Jakarta, aktual.com – Presiden Joko Widodo (Jokowi) telah tiba di Amerika Serikat (AS) setelah mengikuti Konferensi Tingkat Tinggi (KTT) Luar Biasa Organisasi Kerja Sama Islam (OKI) di Riyadh, Arab Saudi. Jokowi dijadwalkan untuk bertemu dengan Presiden AS Joe Biden di Gedung Putih.
Pertemuan antara Jokowi dan Biden akan berlangsung di Gedung Putih, AS, dan Jokowi melihatnya sebagai peluang untuk mengungkapkan dengan tegas posisi Indonesia terkait situasi di Gaza, Palestina.
“Kunjungan ini juga merupakan kesempatan baik untuk langsung menyampaikan hasil KTT OKI di Riyadh yang mencerminkan solidaritas negara-negara OKI untuk membela keadilan dan kemanusiaan,” ujar Jokowi.
Terlebih lagi, disampaikan bahwa dalam pertemuan ini, rencananya akan dibahas mengenai kemitraan antara Indonesia dan Amerika Serikat.
“Dalam kunjungan tersebut, Presiden Biden akan menegaskan kembali komitmen AS untuk memperdalam kemitraan yang telah berusia hampir 75 tahun antara negara demokrasi terbesar kedua dan ketiga di dunia,” kata Sekretaris Pers Gedung Putih, Karine Jean-Pierre, dilansir situs White House.
Jokowi dan Biden dijadwalkan akan mengupas kerjasama dalam bidang ekonomi, perdamaian, stabilitas regional, dan aspek lainnya.
Pertemuan ini dijadwalkan akan berlangsung pada hari Senin, (13/11/2023) waktu setempat. Menurut informasi yang dikutip dari Reuters, salah satu topik yang akan dibahas dalam pertemuan antara Jokowi dan Biden adalah mengenai baterai kendaraan listrik.
“Amerika Serikat dan Indonesia pada hari Senin akan membahas cara memajukan kemitraan mineral potensial yang bertujuan untuk merangsang perdagangan nikel logam baterai kendaraan listrik (EV), menurut tiga orang yang mengetahui langsung pembicaraan tersebut,” demikian dikutip Reuters.

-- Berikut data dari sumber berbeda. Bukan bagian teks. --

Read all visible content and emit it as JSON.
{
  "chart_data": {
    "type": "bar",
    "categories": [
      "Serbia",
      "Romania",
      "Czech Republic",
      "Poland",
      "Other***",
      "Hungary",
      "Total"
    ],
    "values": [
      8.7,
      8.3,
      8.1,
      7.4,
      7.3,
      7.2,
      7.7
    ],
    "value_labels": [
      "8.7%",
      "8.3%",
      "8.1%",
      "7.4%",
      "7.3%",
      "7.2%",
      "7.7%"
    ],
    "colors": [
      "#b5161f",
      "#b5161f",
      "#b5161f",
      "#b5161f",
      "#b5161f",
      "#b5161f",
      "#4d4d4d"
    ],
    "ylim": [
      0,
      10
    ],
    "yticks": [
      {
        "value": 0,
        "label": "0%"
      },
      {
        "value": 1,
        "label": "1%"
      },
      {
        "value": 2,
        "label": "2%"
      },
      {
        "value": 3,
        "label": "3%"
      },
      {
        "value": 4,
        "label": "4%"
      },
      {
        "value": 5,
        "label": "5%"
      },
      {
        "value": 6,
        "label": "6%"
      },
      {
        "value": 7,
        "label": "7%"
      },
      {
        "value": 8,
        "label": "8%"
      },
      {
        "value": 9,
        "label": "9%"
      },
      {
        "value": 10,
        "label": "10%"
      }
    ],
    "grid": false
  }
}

Menurut informasi dari sumber yang tidak diidentifikasi, langkah berikutnya untuk mendorong Indonesia dan Amerika menuju negosiasi resmi mengenai kemitraan ini akan diperbincangkan ketika Jokowi melakukan kunjungan ke Gedung Putih.
Pemerintahan Biden disebut masih prihatin tentang standar lingkungan, sosial, dan tata kelola di Indonesia, dan sedang mengevaluasi cara terbaik agar kesepakatan tersebut dapat terlaksana.
“Ada banyak pekerjaan yang harus dilakukan sebelum kami dapat secara resmi mengumumkan perundingan mengenai kemitraan mineral penting,” kata sumber tersebut.
Pada bulan September, Indonesia, yang merupakan pemilik cadangan bijih nikel terbesar di dunia, mengajukan permintaan kepada Amerika Serikat untuk memulai pembicaraan mengenai kesepakatan perdagangan mineral penting. Hal ini bertujuan agar ekspor dari negara Asia Tenggara dapat diikutsertakan dalam Undang-Undang Pengurangan Inflasi (IRA) AS.
Sebagian besar bijih nikel Indonesia saat ini diolah menjadi logam mentah. Namun, pemerintah berkeinginan untuk membangun rantai pasokan kendaraan listrik guna mengoptimalkan cadangan nikel yang sangat besar tersebut, yang dapat dijadikan sebagai bahan baterai.